Setting: Tertiary Care Medical Center
Patients:
48 consecutive pts with simple GP from the 1285 pt case series
Interventions:
Surgical management of GP and ductal imaging
Main Outcome Measures: Major or minor ductal injuries, acute and long-term complications, ductal imaging, amylase and lipase levels.
Results:
Of 59 pts with GP, 48 had simple hyperamylasemia (SHA) - a short and transient rise in serum amylase. 43 pts: laparoscopic cholecystectomy (LC), 3: open CCY, 2: LC converted to open surgery. 26/48 pts underwent surgery during the same admission of their SHA episode.

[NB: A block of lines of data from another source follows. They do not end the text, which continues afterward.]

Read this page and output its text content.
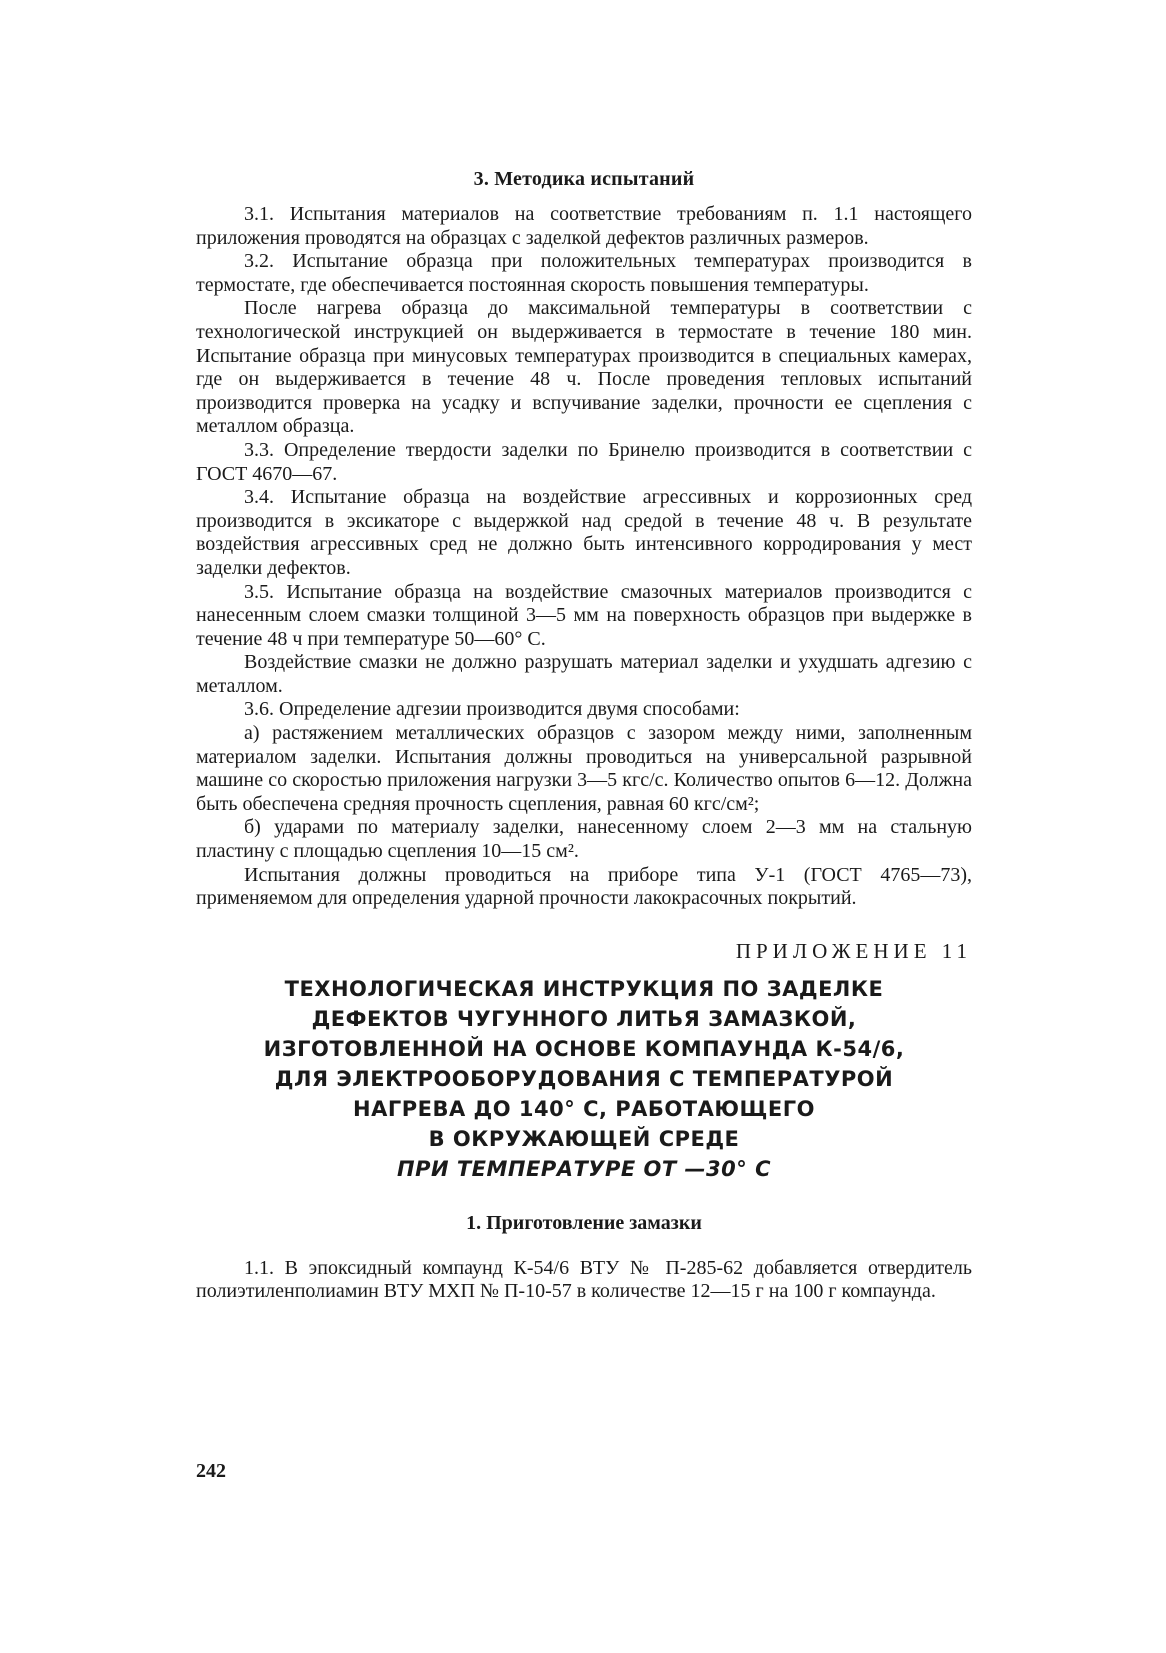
3. Методика испытаний

3.1. Испытания материалов на соответствие требованиям п. 1.1 настоящего приложения проводятся на образцах с заделкой дефектов различных размеров.

3.2. Испытание образца при положительных температурах производится в термостате, где обеспечивается постоянная скорость повышения температуры.

После нагрева образца до максимальной температуры в соответствии с технологической инструкцией он выдерживается в термостате в течение 180 мин. Испытание образца при минусовых температурах производится в специальных камерах, где он выдерживается в течение 48 ч. После проведения тепловых испытаний производится проверка на усадку и вспучивание заделки, прочности ее сцепления с металлом образца.

3.3. Определение твердости заделки по Бринелю производится в соответствии с ГОСТ 4670—67.

3.4. Испытание образца на воздействие агрессивных и коррозионных сред производится в эксикаторе с выдержкой над средой в течение 48 ч. В результате воздействия агрессивных сред не должно быть интенсивного корродирования у мест заделки дефектов.

3.5. Испытание образца на воздействие смазочных материалов производится с нанесенным слоем смазки толщиной 3—5 мм на поверхность образцов при выдержке в течение 48 ч при температуре 50—60° С.

Воздействие смазки не должно разрушать материал заделки и ухудшать адгезию с металлом.

3.6. Определение адгезии производится двумя способами:

а) растяжением металлических образцов с зазором между ними, заполненным материалом заделки. Испытания должны проводиться на универсальной разрывной машине со скоростью приложения нагрузки 3—5 кгс/с. Количество опытов 6—12. Должна быть обеспечена средняя прочность сцепления, равная 60 кгс/см²;

б) ударами по материалу заделки, нанесенному слоем 2—3 мм на стальную пластину с площадью сцепления 10—15 см².

Испытания должны проводиться на приборе типа У-1 (ГОСТ 4765—73), применяемом для определения ударной прочности лакокрасочных покрытий.

ПРИЛОЖЕНИЕ 11
ТЕХНОЛОГИЧЕСКАЯ ИНСТРУКЦИЯ ПО ЗАДЕЛКЕ
ДЕФЕКТОВ ЧУГУННОГО ЛИТЬЯ ЗАМАЗКОЙ,
ИЗГОТОВЛЕННОЙ НА ОСНОВЕ КОМПАУНДА К-54/6,
ДЛЯ ЭЛЕКТРООБОРУДОВАНИЯ С ТЕМПЕРАТУРОЙ
НАГРЕВА ДО 140° С, РАБОТАЮЩЕГО
В ОКРУЖАЮЩЕЙ СРЕДЕ
ПРИ ТЕМПЕРАТУРЕ ОТ —30° С
1. Приготовление замазки

1.1. В эпоксидный компаунд К-54/6 ВТУ № П-285-62 добавляется отвердитель полиэтиленполиамин ВТУ МХП № П-10-57 в количестве 12—15 г на 100 г компаунда.

242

The rest were performed 2 to16 weeks after their GP attack. 17/43 LCs were performed with cholangiogram (IOC) (no pre-op ERCP) - four were positive. 23 pts had pre-op ERCP - six were positive. 8 pts had neither pre-op ERCP nor IOC, and all 8 had benign post-op courses.
Conclusions:
Preoperative routine ERCP in simple GP is unnecessary unless persistent elevations of LFTs or amylase are present. Pre-op ERCP increases cost associated with management of GP. Our SHA pts, who had no ductal imaging, did well post-operatively. This allowed us to question whether or not SHA is an absolute indication for ductal imaging. Simple GP slightly increases the conversion rate to open surgery, but LC is a safe procedure for the management of simple GP during the same admission as the initial attack.